Nella seconda metà degli anni ‘50 il rapporto con Mao si incrina: Deng critica infatti il cosiddetto Grande balzo in avanti, campagna voluta da Mao per far decollare l’economia. In seguito al fallimento del “Grande balzo in avanti”, Deng emerge come uno dei più importanti politici cinesi. Pochi anni dopo, Mao lancia la Rivoluzione culturale, con lo scopo di contrastare gli oppositori interni al partito, e riprendere il controllo del Paese: nel ‘67 Deng è confinato in una remota fattoria di provincia.

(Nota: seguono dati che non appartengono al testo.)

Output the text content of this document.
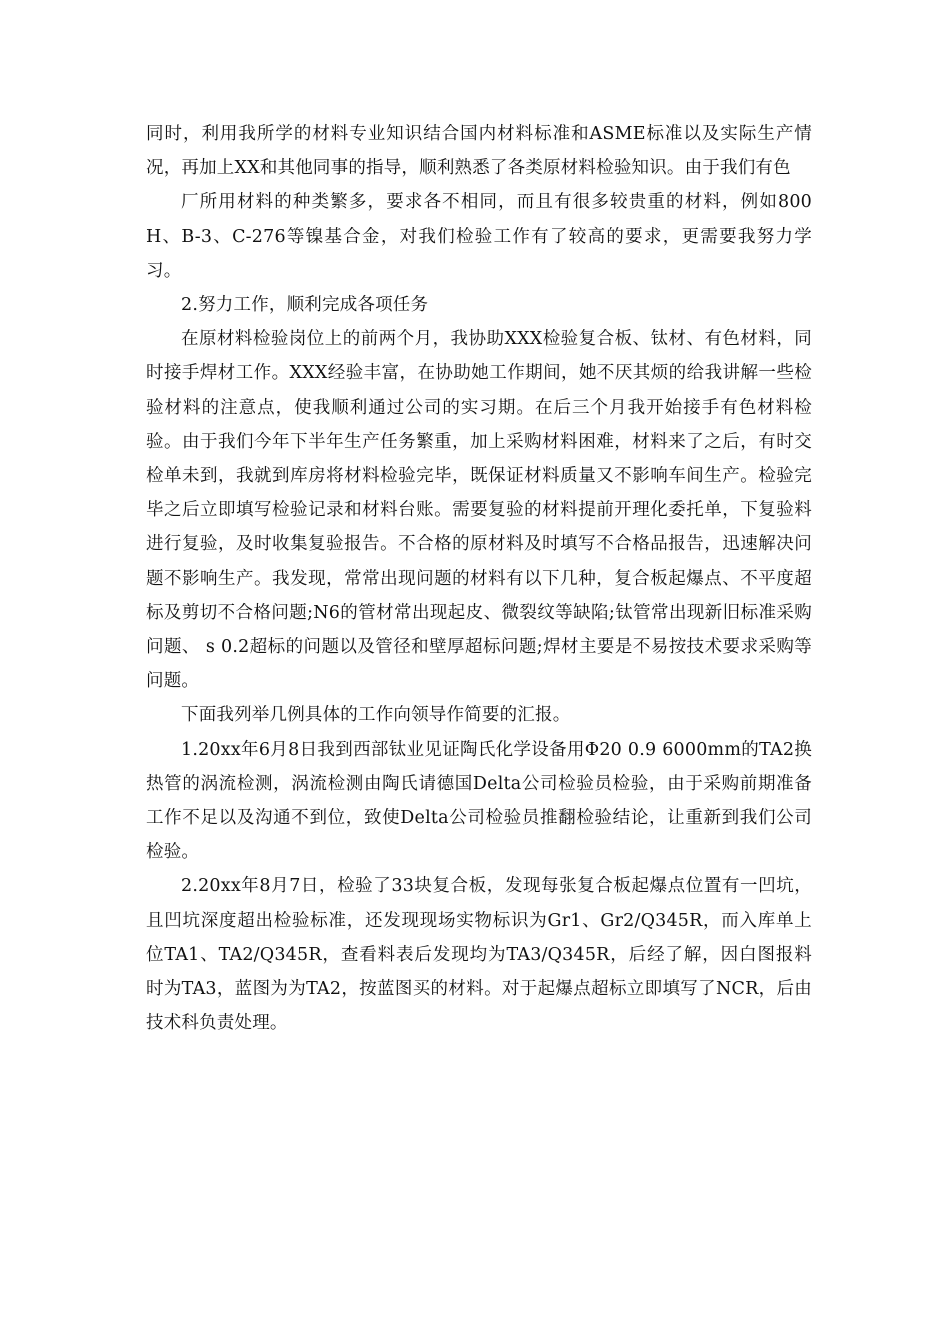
同时，利用我所学的材料专业知识结合国内材料标准和ASME标准以及实际生产情况，再加上XX和其他同事的指导，顺利熟悉了各类原材料检验知识。由于我们有色

厂所用材料的种类繁多，要求各不相同，而且有很多较贵重的材料，例如800H、B-3、C-276等镍基合金，对我们检验工作有了较高的要求，更需要我努力学习。

2.努力工作，顺利完成各项任务

在原材料检验岗位上的前两个月，我协助XXX检验复合板、钛材、有色材料，同时接手焊材工作。XXX经验丰富，在协助她工作期间，她不厌其烦的给我讲解一些检验材料的注意点，使我顺利通过公司的实习期。在后三个月我开始接手有色材料检验。由于我们今年下半年生产任务繁重，加上采购材料困难，材料来了之后，有时交检单未到，我就到库房将材料检验完毕，既保证材料质量又不影响车间生产。检验完毕之后立即填写检验记录和材料台账。需要复验的材料提前开理化委托单，下复验料进行复验，及时收集复验报告。不合格的原材料及时填写不合格品报告，迅速解决问题不影响生产。我发现，常常出现问题的材料有以下几种，复合板起爆点、不平度超标及剪切不合格问题;N6的管材常出现起皮、微裂纹等缺陷;钛管常出现新旧标准采购问题、 s 0.2超标的问题以及管径和壁厚超标问题;焊材主要是不易按技术要求采购等问题。

下面我列举几例具体的工作向领导作简要的汇报。

1.20xx年6月8日我到西部钛业见证陶氏化学设备用Φ20 0.9 6000mm的TA2换热管的涡流检测，涡流检测由陶氏请德国Delta公司检验员检验，由于采购前期准备工作不足以及沟通不到位，致使Delta公司检验员推翻检验结论，让重新到我们公司检验。

2.20xx年8月7日，检验了33块复合板，发现每张复合板起爆点位置有一凹坑，且凹坑深度超出检验标准，还发现现场实物标识为Gr1、Gr2/Q345R，而入库单上位TA1、TA2/Q345R，查看料表后发现均为TA3/Q345R，后经了解，因白图报料时为TA3，蓝图为为TA2，按蓝图买的材料。对于起爆点超标立即填写了NCR，后由技术科负责处理。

Resta lontano dalla vita pubblica per sette anni: riappare nel ‘73, ma solo tre anni dopo, alla morte di Mao, può raggiungere i vertici del potere. Pur non ricoprendo le cariche più alte dello Stato, dalla fine del 1978 Deng è di fatto il leader indiscusso del Paese. Deng rinuncia al marxismo rigoroso di Mao, e introduce in Cina elementi dell’economia capitalista: il suo obiettivo è favorire la crescita del Paese attraverso la proprietà privata, la concorrenza e l’import-export. La ricetta di Deng funziona, e l’economia compie passi da gigante.

In politica estera si avvicina alle potenze occidentali: nel 1980 il Paese aderisce al Fondo monetario internazionale e alla Banca mondiale, e nel 1984 si assicura la futura restituzione alla Cina dei territori di Hong Kong e Macao, ancora sotto il controllo coloniale europeo. Ma il governo di Deng è segnato anche da un forte autoritarismo e da una rigida censura: il Partito comunista è l’unica forza politica, e gli oppositori sono perseguitati. Ciò emerge con chiarezza in occasione delle proteste studentesche che culminano nelle manifestazioni di piazza Tienanmen, a Pechino. Il 4 giugno 1989 l’esercito apre il fuoco sui dimostranti, che chiedono maggiore libertà e democrazia: i morti sono centinaia, diecimila i feriti. Pochi mesi dopo, Deng si ritira dalla vita politica, mantenendo però una notevole influenza sulla vita del Paese. Muore a Pechino il 19 febbraio 1997, all’età di 92 anni.